Antes se robaba para la corona, ahora se robaba para la política, no para la fortuna personal del rey (aunque se fugaran algunas monedas para carteras y otros menesteres menores en relación a lo “expropiado”) sino para devolverle el poder al pueblo, o sea a ellos como representantes del pueblo.
Los “verdaderos” corruptos, los menemistas, le entregaban el poder y las empresas estatales a los privados, como si fueran sus empleados desde el gobierno. Pero ellos, los kirchneristas, se las quitaban y convertían a los empresarios en empleados del poder popular. Un cambio copernicano que todo lo justificaba.
Frente a ese relato monumental, un mero contrarrelato republicano liberal no alcanzaba. Poco podía hacerse oponiendo el mero respeto a las formalidades institucionales que a esta gente nunca le importó avasallar. Pero ahora todo cambió. Al gran relato de ficción le apareció un relato real basado en toneladas de documentos que con el tiempo tendrán carácter de históricos al mostrar el método de corrupción estatal más grande jamás creado en el país. Como el que creó Putin, el político más admirado por los gestores de este sistema de poder.
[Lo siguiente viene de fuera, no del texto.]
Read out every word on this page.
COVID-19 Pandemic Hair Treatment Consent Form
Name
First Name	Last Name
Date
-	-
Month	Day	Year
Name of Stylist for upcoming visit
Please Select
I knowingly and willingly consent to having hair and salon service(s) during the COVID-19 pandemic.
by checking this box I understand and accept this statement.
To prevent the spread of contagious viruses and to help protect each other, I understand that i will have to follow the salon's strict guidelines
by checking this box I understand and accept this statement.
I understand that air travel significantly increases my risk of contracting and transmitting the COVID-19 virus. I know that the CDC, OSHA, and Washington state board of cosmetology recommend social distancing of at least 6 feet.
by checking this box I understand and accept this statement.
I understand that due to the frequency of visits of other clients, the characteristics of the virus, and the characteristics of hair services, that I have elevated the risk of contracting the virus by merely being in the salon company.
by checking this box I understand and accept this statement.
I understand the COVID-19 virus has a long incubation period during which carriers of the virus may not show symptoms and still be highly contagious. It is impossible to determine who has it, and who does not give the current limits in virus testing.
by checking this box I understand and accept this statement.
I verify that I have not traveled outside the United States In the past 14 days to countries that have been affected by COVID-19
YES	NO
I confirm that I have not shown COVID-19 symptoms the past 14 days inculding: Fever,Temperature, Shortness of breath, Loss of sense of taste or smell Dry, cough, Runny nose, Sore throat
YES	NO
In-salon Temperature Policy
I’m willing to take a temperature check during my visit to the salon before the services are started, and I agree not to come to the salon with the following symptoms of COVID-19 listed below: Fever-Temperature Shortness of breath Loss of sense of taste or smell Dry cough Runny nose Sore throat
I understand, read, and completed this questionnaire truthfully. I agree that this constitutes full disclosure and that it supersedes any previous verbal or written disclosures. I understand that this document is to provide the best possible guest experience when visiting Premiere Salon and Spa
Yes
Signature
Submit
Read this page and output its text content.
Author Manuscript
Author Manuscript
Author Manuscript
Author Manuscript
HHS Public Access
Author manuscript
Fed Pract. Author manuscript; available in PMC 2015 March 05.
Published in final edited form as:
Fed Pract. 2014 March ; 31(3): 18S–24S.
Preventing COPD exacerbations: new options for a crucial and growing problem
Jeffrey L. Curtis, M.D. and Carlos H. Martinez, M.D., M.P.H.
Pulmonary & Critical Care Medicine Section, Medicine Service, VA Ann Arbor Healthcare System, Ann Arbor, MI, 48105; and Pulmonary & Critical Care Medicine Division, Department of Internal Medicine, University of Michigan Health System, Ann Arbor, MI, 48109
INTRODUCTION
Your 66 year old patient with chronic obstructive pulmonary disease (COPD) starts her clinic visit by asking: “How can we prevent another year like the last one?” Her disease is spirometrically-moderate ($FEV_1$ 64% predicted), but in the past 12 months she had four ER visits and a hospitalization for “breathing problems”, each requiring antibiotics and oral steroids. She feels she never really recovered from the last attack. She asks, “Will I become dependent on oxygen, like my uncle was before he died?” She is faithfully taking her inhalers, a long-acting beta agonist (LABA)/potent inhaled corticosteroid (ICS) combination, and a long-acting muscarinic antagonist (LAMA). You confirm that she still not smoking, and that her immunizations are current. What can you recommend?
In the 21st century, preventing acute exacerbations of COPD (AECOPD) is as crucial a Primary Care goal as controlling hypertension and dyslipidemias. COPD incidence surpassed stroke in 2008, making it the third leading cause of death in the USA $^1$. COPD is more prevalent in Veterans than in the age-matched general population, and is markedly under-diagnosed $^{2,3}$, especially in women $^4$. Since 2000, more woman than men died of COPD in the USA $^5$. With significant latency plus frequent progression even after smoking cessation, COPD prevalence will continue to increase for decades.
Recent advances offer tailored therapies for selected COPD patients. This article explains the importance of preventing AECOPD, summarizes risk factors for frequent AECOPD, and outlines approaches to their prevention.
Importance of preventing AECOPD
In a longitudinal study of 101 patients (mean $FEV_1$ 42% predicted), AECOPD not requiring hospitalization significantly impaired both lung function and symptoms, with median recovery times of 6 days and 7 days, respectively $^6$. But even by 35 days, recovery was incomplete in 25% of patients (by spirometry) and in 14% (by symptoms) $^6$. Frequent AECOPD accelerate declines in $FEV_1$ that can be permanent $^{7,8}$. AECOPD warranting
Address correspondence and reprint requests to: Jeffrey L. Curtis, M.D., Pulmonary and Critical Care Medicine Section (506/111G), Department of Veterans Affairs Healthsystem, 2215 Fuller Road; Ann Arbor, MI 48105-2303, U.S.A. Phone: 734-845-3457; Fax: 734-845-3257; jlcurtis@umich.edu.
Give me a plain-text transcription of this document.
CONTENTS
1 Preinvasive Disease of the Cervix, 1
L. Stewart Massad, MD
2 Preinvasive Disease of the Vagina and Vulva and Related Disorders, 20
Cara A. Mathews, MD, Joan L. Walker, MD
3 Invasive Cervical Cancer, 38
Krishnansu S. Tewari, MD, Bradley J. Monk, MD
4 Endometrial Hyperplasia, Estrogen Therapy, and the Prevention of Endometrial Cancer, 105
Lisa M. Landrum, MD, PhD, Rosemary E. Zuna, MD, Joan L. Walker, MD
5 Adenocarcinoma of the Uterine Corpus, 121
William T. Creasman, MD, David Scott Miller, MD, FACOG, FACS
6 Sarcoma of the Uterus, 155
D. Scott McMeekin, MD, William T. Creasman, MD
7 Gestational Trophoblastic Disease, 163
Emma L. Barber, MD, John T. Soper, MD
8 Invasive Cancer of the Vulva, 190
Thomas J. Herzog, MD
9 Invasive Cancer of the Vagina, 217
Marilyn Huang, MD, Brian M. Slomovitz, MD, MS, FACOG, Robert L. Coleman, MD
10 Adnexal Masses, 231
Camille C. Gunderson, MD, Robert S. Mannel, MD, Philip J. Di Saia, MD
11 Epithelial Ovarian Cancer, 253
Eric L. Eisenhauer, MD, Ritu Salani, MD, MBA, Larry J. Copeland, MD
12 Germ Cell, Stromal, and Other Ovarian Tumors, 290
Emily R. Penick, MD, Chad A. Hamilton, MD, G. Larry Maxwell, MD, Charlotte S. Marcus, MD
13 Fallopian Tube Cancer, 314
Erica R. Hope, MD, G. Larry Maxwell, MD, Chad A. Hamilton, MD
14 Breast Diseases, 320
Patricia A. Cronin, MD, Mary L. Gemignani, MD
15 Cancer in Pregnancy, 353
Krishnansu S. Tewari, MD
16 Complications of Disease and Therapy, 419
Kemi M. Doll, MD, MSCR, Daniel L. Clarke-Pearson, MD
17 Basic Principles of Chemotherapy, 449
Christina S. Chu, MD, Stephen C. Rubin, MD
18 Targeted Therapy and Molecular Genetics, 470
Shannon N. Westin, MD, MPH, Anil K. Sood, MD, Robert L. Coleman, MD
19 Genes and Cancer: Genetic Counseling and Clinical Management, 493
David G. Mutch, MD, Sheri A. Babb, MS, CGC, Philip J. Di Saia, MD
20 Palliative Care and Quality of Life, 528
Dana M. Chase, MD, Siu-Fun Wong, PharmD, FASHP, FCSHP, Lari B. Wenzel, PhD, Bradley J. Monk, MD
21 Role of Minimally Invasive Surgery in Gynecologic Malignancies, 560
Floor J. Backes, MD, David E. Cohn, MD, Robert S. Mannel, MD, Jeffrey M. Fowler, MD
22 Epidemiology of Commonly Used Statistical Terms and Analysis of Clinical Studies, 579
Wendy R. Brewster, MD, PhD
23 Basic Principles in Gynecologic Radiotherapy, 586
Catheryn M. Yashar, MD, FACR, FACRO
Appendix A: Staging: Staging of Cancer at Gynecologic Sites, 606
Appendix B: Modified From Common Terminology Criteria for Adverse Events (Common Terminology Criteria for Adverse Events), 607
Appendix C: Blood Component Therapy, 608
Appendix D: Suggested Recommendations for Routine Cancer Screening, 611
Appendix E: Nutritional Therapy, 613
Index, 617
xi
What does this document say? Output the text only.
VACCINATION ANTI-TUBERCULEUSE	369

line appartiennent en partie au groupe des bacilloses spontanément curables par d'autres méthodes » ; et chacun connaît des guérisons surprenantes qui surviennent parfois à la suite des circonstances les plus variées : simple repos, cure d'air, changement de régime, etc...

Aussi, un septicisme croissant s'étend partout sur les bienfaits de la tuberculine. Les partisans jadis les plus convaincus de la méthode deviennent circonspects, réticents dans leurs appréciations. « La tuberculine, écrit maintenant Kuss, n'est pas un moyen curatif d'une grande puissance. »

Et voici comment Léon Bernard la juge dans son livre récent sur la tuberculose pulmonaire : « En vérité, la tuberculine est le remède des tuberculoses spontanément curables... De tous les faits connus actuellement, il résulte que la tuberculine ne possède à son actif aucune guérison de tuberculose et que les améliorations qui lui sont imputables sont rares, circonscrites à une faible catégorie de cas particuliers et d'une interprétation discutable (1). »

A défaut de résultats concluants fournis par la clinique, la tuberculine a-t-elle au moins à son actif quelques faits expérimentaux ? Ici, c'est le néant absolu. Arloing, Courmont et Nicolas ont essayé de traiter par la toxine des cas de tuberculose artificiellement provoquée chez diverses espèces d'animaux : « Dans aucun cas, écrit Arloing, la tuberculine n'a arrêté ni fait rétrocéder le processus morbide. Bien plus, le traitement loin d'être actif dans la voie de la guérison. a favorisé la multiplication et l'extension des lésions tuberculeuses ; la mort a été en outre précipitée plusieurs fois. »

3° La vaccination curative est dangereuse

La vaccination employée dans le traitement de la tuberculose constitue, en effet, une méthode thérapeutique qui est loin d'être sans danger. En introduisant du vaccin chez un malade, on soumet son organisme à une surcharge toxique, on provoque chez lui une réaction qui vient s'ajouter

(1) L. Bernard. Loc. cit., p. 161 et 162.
Al principio del juicio, Cristina estaba más o menos satisfecha, porque creyó que lo de Luciani era una suma de generalidades conceptuales como las que se habían pronunciado contra ella en los últimos años o que en todo caso no pasaría de copiar lo que denunciaron algunas investigaciones periodísticas. Por eso mandó a los suyos a decirle a Luciani: ja, ja, no tenés ninguna prueba. Pero a medida que fueron transcurriendo los alegatos, el alivio devino pavor: resulta que cada día las pruebas fácticas eran más aplastantes. Fue allí que se decidió el segundo paso: impedir que este fiscal y estos jueces siguieran actuando, rastreando en sus vidas personales para deslegitimarlos como sólo lo puede hacer el poder político desde sus agencias de seguridad. Es que ahora están muy asustados porque se encontraron frente al teorema de Luciani: aquel que dice que mientras más rotundas son las pruebas contra el acusado, éste se desespera cada vez más y actúa en consecuencia, desesperado.
Un teorema, el de Luciani, que puede resumirse en sólo tres palabras: dato mata relato.